Он предпринял свою попытку всего четыре года назад, но в пене огромной стиральной машины, в которую Провинстаун обращается летом, мельтешит столько чудаков и психопатов, что никто ничего не помнит. Легенда моего отца путешествовала по жизни вместе с ним, но здесь, к тому времени как Хэнк Ниссен совершил свой сомнительный подвиг, все уже забыли о моем – слишком много народу перевидали! – и в общем, наверное, один только Ниссен и помнит, что я пытался сделать это до него.
Честно говоря, я сожалел о возникшей между нами параллели, поскольку терпеть не мог этого малого. Довольно ли будет сказать, что его прозвали Пауком? Паук Ниссен. Генри Ниссен, он же Хэнк Ниссен, он же Паук Ниссен, – и последнее имя было неотделимо от него, как дурной запах. Коли на то пошло, в нем было что-то от гиены – обращали вы внимание, что во взгляде гиены, сидящей за решеткой, проскальзывает некая гнусная доверительность: нам, мол, обоим по вкусу протухшее мясцо? Вот так же смотрел на меня Паук Ниссен – и похихикивал, точно мы в два смычка трахали одну девчонку и по очереди сидели у нее на голове.

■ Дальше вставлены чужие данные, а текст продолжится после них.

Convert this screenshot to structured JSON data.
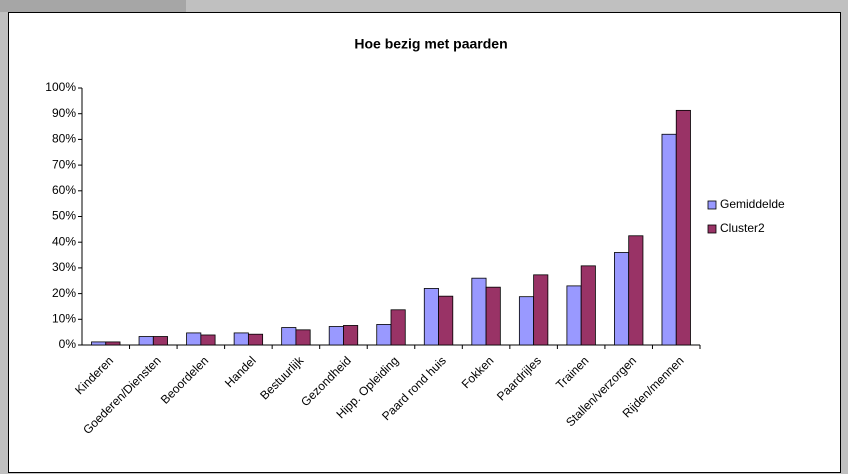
{
  "chart_data": {
    "type": "bar",
    "title": "Hoe bezig met paarden",
    "categories": [
      "Kinderen",
      "Goederen/Diensten",
      "Beoordelen",
      "Handel",
      "Bestuurlijk",
      "Gezondheid",
      "Hipp. Opleiding",
      "Paard rond huis",
      "Fokken",
      "Paardrijles",
      "Trainen",
      "Stallen/verzorgen",
      "Rijden/mennen"
    ],
    "series": [
      {
        "name": "Gemiddelde",
        "color": "#9999ff",
        "values": [
          1.2,
          3.3,
          4.7,
          4.7,
          6.8,
          7.2,
          8,
          22,
          26,
          18.8,
          23,
          36,
          82
        ]
      },
      {
        "name": "Cluster2",
        "color": "#993366",
        "values": [
          1.2,
          3.3,
          3.9,
          4.2,
          5.9,
          7.6,
          13.7,
          19,
          22.5,
          27.3,
          30.8,
          42.5,
          91.3
        ]
      }
    ],
    "ylim": [
      0,
      100
    ],
    "yticks": [
      {
        "value": 0,
        "label": "0%"
      },
      {
        "value": 10,
        "label": "10%"
      },
      {
        "value": 20,
        "label": "20%"
      },
      {
        "value": 30,
        "label": "30%"
      },
      {
        "value": 40,
        "label": "40%"
      },
      {
        "value": 50,
        "label": "50%"
      },
      {
        "value": 60,
        "label": "60%"
      },
      {
        "value": 70,
        "label": "70%"
      },
      {
        "value": 80,
        "label": "80%"
      },
      {
        "value": 90,
        "label": "90%"
      },
      {
        "value": 100,
        "label": "100%"
      }
    ],
    "legend": "right"
  }
}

Он раздражал меня невероятно. Возможно, причиной тому были разделенные нами слава и стыд на стене Обелиска, но стоило мне увидеть его на улице, как мое настроение портилось на весь день. В его обществе я испытывал физическую тревогу, словно он держал в кармане нож и всегда был готов сунуть его мне под ребро – да он и впрямь ходил с ножом. Собственно говоря, он был из тех людей, что способны продать вам отравленную гербицидом марихуану, когда им не хватает бабок на кокаин. Паршивый тип, но зимой – и каждую зиму – один из двух десятков моих городских друзей. Зимой мы вынуждены были приносить дополнительные жертвы подобно жителям Аляски: друг был человеком, с которым можно на часок объединиться против Великого Северного Владыки. В пору зимнего затишья скучные знакомые, пьяницы, зануды и отщепенцы могли быть возведены в ранг тех, кого именуют друзьями. Да, я недолюбливал Паука, но мы были близки, мы оба испытали то, чего никто больше не испытал, хотя наши звездные часы и были разделены промежутком в шестнадцать лет.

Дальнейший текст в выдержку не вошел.